Cliché satellite du Ghoubbet-el-Kharab (le Gouffre des Démons) et du lac Assal
Pendant la durée de la
négociation et les préparatifs du départ, Ibrahim-Chème profita
de son séjour à Ambabo pour célébrer une cérémonie funéraire
en commémoration de la mort de sa fille. C'est un usage imposé par
les mœurs des Danakiles, auquel le Bédouin eût bien voulu se
soustraire. Le plus net de la cérémonie était, en effet, un repas
homérique qu'il était obligé de donner, chaque jour, à tout les
Bédouins rassemblés à Ambabo. Il en coûtait à Ibrahim un bœuf
par jour ; il n'eût pas été plus malheureux si on lui eût
tiré le plus pur de son sang. Je ne sais si l'infortuné regrettait
sa fille autant que cette partie de son troupeau dont il lui faisait
une hécatombe. Pour moi, j'eus à m'applaudir de cette rencontre ;
elle engagea le vieil avare à presser notre départ. « Si nous
restons quelque temps encore, me disait-il, je suis un homme ruiné,
je suis un homme mort : tout mes bœufs y passeront ; mais
Dieu est grand ! Et je dois cela ma fille. » J'avais assurément
peu de sympathie pour la douleur de l'usurier, qui m'avait lui-même
si fort pressuré. La fête funéraire donnait d'ailleurs à Ambabo
une animation qui m'aidait un peu à supporter l'ennui de ma halte
forcée. Dès huit heures du matin, les hommes se mettaient en prière
dans une cabane qui sert de mosquée ; ils restaient jusqu'à
dix heures à marmonner des versets du Koran. À dix heure, on
faisait un premier repas, puis on se remettait en prière jusqu'à
trois, et on mangeait encore avant le soleil couché. Pendant que les
Bédouins se livraient à leur insipide psalmodie, tantôt je
recueillais mes observations scientifiques, tantôt je m'amusais à
regarder les femmes danakiles occupées à broyer le dourah entre
deux pierres pour faire le pain, ou lavant sur le rivage les vases de
bois qui composent la vaisselle des Bédouins, ou préparant le repas
dans d'horribles chaudrons. Je passais aussi la plus grande partie de
mon temps à battre la campagne en chassant autour d'Ambabo. Je
revenais toujours après avoir tué plusieurs lièvres et des
francolins, qui ne formaient pas la plus méprisable portion des
festins. Aussi, aux heures des repas, Ibrahim-Chème ne manquait
jamais de m'envoyer ma part dans un grand vase de bois, où les
viandes bouillies et rôties étaient entassées pêle-mêle avec le
biscuit de dourah, au milieu d'une sauce aigre et épicée, au parfum
de laquelle ces Lucullus peu raffinés se lèchent amoureusement les
lèvres.
Jeunes filles Afar devant leur logement - Cliché de Anthony Pappone
Notre départ avait été
fixé au 15 septembre. Je fus obligé de diviser mes bagages en
ballots plus petits, et d'en proportionner le poids et le volume à
la force des chameaux. Or les chameaux du pays des Adels sont
faibles, d'une race bien inférieure à celle des chameaux d'Égypte ;
on ne leur fait pas porter plus de 200 à 250 livres ; on ne les
charge pas non plus de la même manière que dans ce dernier pays. En
Égypte, on place sur leur échine montueuse une sorte de coussin
pour adoucir le fardeau. Dans le pays des Adels, le coussin est
représenté par une simple natte de palmier. L'arrangement des
marchandises sur les flancs du chameau est, du reste, fort ingénieux,
et complète d'une façon très pittoresque sa physionomie étrange.

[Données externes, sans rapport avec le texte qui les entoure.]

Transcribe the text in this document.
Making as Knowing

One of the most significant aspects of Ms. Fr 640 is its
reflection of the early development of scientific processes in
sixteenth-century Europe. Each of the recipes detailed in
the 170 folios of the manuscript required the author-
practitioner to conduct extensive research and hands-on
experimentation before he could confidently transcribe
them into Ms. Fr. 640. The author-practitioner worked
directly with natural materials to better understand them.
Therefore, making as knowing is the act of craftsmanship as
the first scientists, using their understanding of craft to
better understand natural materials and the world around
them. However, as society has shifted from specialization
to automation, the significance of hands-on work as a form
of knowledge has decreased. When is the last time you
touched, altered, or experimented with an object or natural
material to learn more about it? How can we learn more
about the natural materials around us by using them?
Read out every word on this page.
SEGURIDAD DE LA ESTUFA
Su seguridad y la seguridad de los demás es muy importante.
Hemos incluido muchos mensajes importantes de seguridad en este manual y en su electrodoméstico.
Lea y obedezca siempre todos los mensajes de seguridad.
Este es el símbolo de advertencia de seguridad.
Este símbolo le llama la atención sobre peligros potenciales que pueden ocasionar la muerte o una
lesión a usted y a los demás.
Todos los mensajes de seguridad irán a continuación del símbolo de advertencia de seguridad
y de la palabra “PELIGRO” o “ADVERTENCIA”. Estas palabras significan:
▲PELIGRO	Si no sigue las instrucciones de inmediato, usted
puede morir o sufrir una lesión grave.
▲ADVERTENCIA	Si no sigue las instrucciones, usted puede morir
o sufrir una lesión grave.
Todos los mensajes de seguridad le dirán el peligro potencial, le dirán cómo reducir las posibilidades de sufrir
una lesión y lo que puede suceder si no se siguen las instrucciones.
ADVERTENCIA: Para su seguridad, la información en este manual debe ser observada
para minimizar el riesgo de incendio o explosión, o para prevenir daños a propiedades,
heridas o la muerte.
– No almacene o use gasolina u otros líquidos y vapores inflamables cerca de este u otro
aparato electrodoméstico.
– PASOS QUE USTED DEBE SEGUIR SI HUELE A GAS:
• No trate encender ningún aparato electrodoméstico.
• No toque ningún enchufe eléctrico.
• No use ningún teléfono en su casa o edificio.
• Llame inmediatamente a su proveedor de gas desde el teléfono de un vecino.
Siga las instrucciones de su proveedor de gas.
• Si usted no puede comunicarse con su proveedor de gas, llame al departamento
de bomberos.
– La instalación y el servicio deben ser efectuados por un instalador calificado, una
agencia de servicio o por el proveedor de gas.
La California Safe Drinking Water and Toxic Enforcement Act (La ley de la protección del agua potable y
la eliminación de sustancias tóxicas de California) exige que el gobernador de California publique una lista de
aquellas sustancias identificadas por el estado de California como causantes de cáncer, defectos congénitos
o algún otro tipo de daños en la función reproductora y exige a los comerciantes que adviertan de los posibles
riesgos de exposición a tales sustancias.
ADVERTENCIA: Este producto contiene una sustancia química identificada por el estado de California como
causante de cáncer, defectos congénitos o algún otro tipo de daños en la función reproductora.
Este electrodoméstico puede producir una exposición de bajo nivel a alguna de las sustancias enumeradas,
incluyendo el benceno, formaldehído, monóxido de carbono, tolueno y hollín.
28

Deux pieux, long d'un mètre et demi, de l'épaisseur du bras,
fortement attachés en croix par des cordes, de manière à figurer
un compas ouvert dont les branches se prolongeraient un peu au-delà
du sommet de l'angle, sont assis sur des bourrelets de palmier à
chacune des deux extrémités de la bosse du dromadaire. Le long de
ces quatre leviers qui chevauchent unis deux à deux, on lie avec de
fortes cordes les sacs, les caisses, les ballots, de manière à
équilibrer les poids ; et la charge, ainsi fixé et, pour ainsi
dire, accrochée à la bosse, retombe comme deux lourdes ailes sur
les flancs de l'animal.
Caravane en marche - Cliché de Pascal Boegli
Dans la journée du 15,
dès le matin, les Bédouins commencèrent à partir les uns après
les autres. Le rendez-vous de la caravane avait été fixé à
Douloulle, station située à trois lieues au sud d'Ambabo et où
l'on trouve trois puits d'eau saumâtre. Ibrahim-Chème, qui avait
organisé la caravane et devait en être le chef, le ras el
kafilet, comme disent les Arabes, Ibrahim-Chème fut retenu
jusqu'au soir à Ambabo : j'y restais avec lui. Nous nous mîmes
en marche les derniers, au moment où le soleil se couchait. Les
habitants du hameau vinrent nous conduire à une petite distance ;
avant de se séparer d'Ibrahim, il prièrent une dernière fois avec
lui. Le vieux Bédouin, la face tournée dans la direction de la
Mecque, prononça les versets sacrés au milieu de ses parents et de
ses amis assis sur leurs jambes croisées. La prière terminée il se
releva, fit ses adieux à la petite troupe avec toute la gravité
musulmane, et nous nous acheminâmes vers Douloulle, où nous
passâmes la nuit.
Caravane en marche - Cliché de Pascal Boegli
Le lendemain fut vraiment
le jour du départ de la caravane. Plusieurs Bédouins s'y étaient
réunis et avaient élevé à soixante le nombre de nos hommes, et à
cent quarante celui de nos chameaux. De ceux-ci, il n'y avait guère
que les miens qui fussent chargés ; les autres devaient aller
prendre sur les bords d'un grand lac salé, situé à une douzaine de
lieues, du sel qu'ils comptaient transporter au Choa.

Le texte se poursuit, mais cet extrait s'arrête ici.